Press release

UN Human Rights Committee Calls on Kyrgyzstan to Release Azimjan Askarov

Date
April 21, 2016
Contact
Jonathan Birchall
media@opensocietyfoundations.org
+1-212-547-6958

NEW YORK—The Open Society Justice Initiative is urging Kyrgyzstan to immediately release jailed human rights defender Azimjan Askarov, as required by a ruling made public today by the UN Human Rights Committee (HRC).

Mr Askarov, who turns 65 next month, is Kyrgyzstan’s best-known political prisoner—he is currently serving a life sentence handed down in a manifestly unfair trial following a wave of ethnic violence that erupted in southern Kyrgyzstan in June 2010.

The Committee found that Mr Askarov had been arbitrarily detained, held in inhumane conditions, tortured and mistreated, and prevented from adequately preparing his trial defence. It also called for his immediate release and for his conviction to be quashed, in response to a complaint filed on Mr. Askarov’s behalf by the Justice Initiative and local lawyer Nurbek Toktakunov.

James A. Goldston, executive director of the Justice Initiative said:

“This ruling is a clear indictment of the abuse and mistreatment that Mr. Askarov has been subjected to at the hands of the Kyrgyz authorities since he was first detained. It is imperative that Kyrgyzstan now implements the Committee’s demand for the immediate release of our client, in line with its legal obligations as party to the International Covenant on Civil and Political Rights.”

“In addition, the authorities should review the convictions of other members of Kyrgyzstan’s Uzbek minority whose trials after the 2010 violence were infected by the same atmosphere of intimidation that grievously tainted this case.”

Nurbek Toktakunov, co-counsel in the case, also welcomed the ruling, saying:

“Kyrgyzstan’s constitution requires the government to implement rulings of the Human Rights Committee and to release Mr Askarov. Kyrgyzstan’s current role as one of 47 elected members of the UN Human Rights Council also underlines its obligation to adhere to its international human rights commitments.”

Having documented human rights violations by the police and prison authorities in his hometown of Bazar-Korgon and other parts of Kyrgyzstan for more than 10 years, Mr Askarov was arrested in the aftermath of the 2010 unrest, and accused of involvement in the death of a local policeman.

The Committee noted that Mr Askarov, an ethnic Uzbek, was initially detained at the police station where the deceased officer was based and that no specific security measures were in place to safeguard him. “The findings of the medical forensic examinations conducted by independent experts are consistent with other evidence suggesting (Mr Askarov) was subjected to acts of torture,” the Committee members wrote in their findings.
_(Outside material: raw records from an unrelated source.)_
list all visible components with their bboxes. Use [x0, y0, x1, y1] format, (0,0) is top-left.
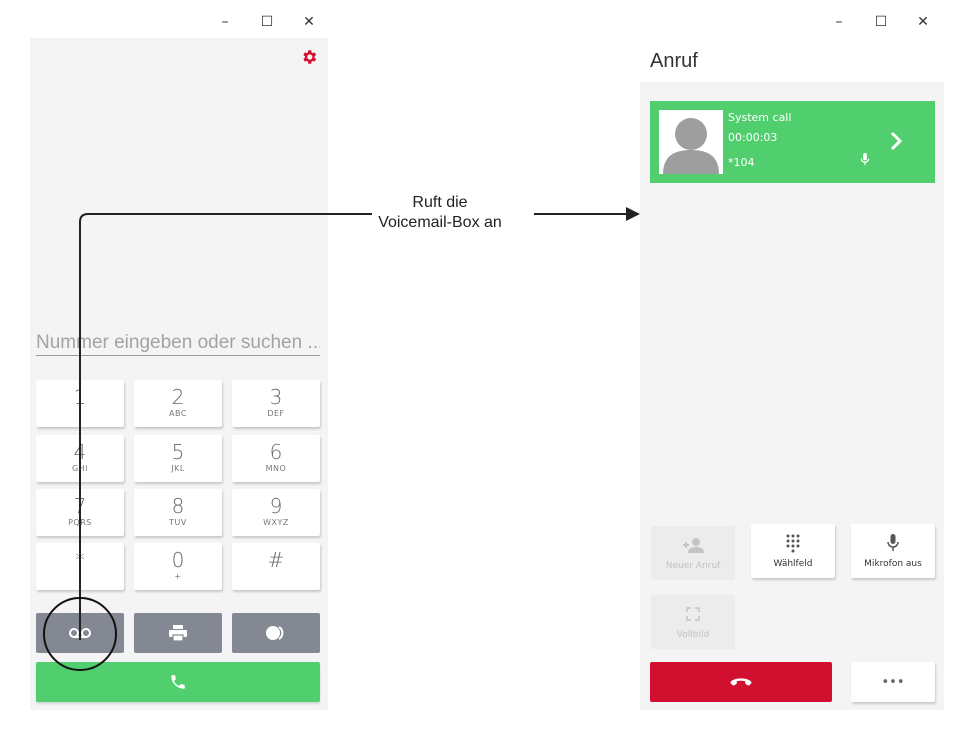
more-button[interactable]: •••: [851, 662, 935, 702]
more-icon: •••: [881, 674, 905, 690]
add-person-icon: [683, 538, 704, 553]
annotation-arrowhead: [626, 207, 640, 221]
fullscreen-icon: [686, 607, 700, 621]
fullscreen-button[interactable]: Vollbild: [651, 595, 735, 649]
dialpad-label: Wählfeld: [773, 559, 813, 569]
call-duration: 00:00:03: [728, 131, 778, 144]
mute-button[interactable]: Mikrofon aus: [851, 524, 935, 578]
call-window-controls: – ☐ ✕: [818, 12, 944, 32]
dialpad-button[interactable]: Wählfeld: [751, 524, 835, 578]
maximize-button[interactable]: ☐: [860, 12, 902, 32]
microphone-icon: [860, 153, 870, 166]
fullscreen-label: Vollbild: [676, 630, 710, 640]
caller-number: *104: [728, 156, 755, 169]
microphone-icon: [887, 534, 899, 551]
dialpad-icon: [786, 534, 800, 553]
avatar: [659, 110, 723, 174]
mute-label: Mikrofon aus: [864, 559, 922, 569]
hangup-icon: [730, 678, 752, 686]
annotation-line-1: Ruft die: [412, 194, 468, 211]
annotation-label: Ruft die Voicemail-Box an: [360, 193, 520, 233]
caller-name: System call: [728, 111, 792, 124]
new-call-label: Neuer Anruf: [665, 561, 721, 571]
person-icon: [663, 118, 719, 174]
chevron-right-icon[interactable]: [889, 131, 903, 151]
minimize-button[interactable]: –: [818, 12, 860, 32]
annotation-line-2: Voicemail-Box an: [378, 214, 502, 231]
page-title: Anruf: [650, 50, 698, 72]
new-call-button[interactable]: Neuer Anruf: [651, 526, 735, 580]
close-button[interactable]: ✕: [902, 12, 944, 32]
hangup-button[interactable]: [650, 662, 832, 702]
annotation-connector-line: [79, 213, 372, 640]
Mr Askarov’s trial, alongside seven other defendants, was a mockery of justice. The Committee found that the violence at the trial created “a general sense of fear, incompatible with the proper execution of the defence lawyer’s functions.” It noted that there was also unrefuted evidence that his lawyer was notified too late to attend the first day of trial on 2 September 2010, when the court heard 16 prosecution witnesses. The guarantee to be able to call and question witnesses “is important for ensuring an effective defence by the accused and their counsel,” members stressed.

Kyrgyzstan also failed to carry out a prompt and effective investigation into Mr. Askarov’s allegations of torture, the Committee concluded. A subsequent inquiry in 2013, “while extensive, lacked the element of impartiality, as it interviewed more than 100 law enforcement officers, judges, court clerks and prosecutors but failed to interview (Mr Askarov’s) lawyers, human rights defenders who visited him in prison, and his relatives,” the Committee wrote.
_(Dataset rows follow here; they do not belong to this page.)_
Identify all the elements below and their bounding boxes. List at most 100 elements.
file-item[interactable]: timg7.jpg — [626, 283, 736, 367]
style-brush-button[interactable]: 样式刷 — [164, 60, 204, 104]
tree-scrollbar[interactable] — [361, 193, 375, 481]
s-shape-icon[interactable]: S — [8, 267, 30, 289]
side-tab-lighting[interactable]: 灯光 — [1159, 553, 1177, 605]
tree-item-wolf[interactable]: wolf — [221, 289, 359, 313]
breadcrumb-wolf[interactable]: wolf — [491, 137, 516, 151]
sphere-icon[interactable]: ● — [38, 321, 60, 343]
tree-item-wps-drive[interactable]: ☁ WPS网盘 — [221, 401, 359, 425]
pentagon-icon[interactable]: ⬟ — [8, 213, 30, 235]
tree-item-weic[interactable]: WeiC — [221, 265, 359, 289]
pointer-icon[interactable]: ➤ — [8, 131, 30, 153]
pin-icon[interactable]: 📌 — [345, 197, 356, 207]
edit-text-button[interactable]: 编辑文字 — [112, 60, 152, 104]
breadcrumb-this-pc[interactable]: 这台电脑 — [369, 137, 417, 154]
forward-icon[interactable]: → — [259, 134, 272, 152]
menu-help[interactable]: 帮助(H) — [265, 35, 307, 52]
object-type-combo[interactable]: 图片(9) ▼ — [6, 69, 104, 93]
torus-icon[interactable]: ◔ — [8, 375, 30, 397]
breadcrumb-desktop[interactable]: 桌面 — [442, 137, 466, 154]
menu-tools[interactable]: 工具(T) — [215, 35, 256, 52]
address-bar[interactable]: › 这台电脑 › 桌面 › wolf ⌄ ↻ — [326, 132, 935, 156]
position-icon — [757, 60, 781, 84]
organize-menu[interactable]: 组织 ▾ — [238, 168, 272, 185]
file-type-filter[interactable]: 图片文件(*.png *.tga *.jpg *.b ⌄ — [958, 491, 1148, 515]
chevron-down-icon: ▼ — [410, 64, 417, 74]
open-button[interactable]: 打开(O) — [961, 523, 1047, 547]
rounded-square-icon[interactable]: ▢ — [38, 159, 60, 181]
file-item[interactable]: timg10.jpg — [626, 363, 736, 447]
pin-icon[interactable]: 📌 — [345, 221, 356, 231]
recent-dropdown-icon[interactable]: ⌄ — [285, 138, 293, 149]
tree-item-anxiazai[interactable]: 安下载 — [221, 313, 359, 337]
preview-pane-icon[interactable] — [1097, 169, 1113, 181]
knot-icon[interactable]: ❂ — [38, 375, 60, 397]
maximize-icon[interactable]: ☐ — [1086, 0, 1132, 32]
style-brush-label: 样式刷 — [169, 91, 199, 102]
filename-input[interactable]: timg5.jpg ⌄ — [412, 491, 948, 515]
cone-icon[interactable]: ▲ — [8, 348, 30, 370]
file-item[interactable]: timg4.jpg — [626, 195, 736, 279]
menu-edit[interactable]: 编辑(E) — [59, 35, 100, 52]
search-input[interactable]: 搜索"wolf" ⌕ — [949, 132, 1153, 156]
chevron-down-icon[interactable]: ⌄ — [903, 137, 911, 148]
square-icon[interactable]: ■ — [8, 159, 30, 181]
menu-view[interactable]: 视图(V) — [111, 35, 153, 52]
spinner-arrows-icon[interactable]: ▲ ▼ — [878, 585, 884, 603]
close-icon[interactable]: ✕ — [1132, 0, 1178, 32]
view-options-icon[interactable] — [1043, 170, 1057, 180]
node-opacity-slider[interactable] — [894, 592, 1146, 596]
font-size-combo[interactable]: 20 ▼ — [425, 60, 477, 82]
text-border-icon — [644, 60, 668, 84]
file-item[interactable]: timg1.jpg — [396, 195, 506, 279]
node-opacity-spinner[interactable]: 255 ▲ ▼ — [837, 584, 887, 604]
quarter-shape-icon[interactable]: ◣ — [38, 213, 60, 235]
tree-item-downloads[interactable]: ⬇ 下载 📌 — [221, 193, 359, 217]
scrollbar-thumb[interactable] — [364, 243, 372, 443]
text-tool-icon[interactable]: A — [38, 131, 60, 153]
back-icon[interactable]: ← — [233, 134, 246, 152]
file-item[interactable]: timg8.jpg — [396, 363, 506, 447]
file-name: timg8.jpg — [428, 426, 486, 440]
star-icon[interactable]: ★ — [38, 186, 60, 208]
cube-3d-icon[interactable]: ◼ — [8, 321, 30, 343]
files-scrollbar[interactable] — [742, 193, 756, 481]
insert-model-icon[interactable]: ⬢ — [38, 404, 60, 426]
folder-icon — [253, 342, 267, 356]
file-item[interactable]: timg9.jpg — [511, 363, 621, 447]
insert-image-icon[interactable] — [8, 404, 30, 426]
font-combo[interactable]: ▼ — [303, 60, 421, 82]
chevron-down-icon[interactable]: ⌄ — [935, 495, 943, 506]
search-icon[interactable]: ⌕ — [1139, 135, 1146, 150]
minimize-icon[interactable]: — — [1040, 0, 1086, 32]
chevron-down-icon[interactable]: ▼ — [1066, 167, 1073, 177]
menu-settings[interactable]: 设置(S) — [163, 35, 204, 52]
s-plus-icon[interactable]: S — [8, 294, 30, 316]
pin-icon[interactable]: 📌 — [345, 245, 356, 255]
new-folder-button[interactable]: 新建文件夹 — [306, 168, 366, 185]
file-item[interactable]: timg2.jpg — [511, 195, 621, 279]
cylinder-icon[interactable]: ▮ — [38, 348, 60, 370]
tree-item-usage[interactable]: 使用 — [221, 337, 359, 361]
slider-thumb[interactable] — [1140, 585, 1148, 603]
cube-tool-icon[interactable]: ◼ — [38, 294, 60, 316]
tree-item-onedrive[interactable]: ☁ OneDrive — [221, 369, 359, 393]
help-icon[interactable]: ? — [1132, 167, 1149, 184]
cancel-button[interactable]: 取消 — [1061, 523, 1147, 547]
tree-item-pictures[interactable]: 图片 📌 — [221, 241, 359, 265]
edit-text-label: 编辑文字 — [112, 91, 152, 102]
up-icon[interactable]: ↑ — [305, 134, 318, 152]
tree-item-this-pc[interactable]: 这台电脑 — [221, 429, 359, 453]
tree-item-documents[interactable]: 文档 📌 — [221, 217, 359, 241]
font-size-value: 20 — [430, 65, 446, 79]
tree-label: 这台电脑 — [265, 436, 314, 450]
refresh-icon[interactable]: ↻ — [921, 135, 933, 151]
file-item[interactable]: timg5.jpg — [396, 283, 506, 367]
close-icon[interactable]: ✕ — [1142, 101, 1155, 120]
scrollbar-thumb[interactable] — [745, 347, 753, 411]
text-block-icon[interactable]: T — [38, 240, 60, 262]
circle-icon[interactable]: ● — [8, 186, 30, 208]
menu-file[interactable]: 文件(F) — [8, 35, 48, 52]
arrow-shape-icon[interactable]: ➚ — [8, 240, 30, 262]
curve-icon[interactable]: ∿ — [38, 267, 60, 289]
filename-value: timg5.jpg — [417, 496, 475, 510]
The Committee also said that the conditions in which Mr Askarov was held were inhumane and he was unable to get proper treatment for serious medical conditions.

The Committee, composed of 18 international independent human rights experts, found that, in its treatment of Mr Askarov, Kyrgyzstan had violated the following articles of the ICCPR: Article 7 (ban on torture); Article 2.3 (failing to carry out a prompt and effective investigation into torture); Article 9.1 (ban on arbitrary detention); Article 10.1 (inhumane conditions of detention); Article 14.3 (b) and (e) (denial of right to properly prepare defense and to communicate with counsel of own choosing).

Kyrgyzstan is obliged to make full reparation to Mr Askarov, the Committee concluded, including his immediate release.

Mr Askarov is recognized as a prisoner of conscience by Amnesty International. He has also received awards for his work as a journalist and human rights defender from the Committee to Protect Journalists, from People in Need (a Prague-based human rights group), and from the U.S. State Department.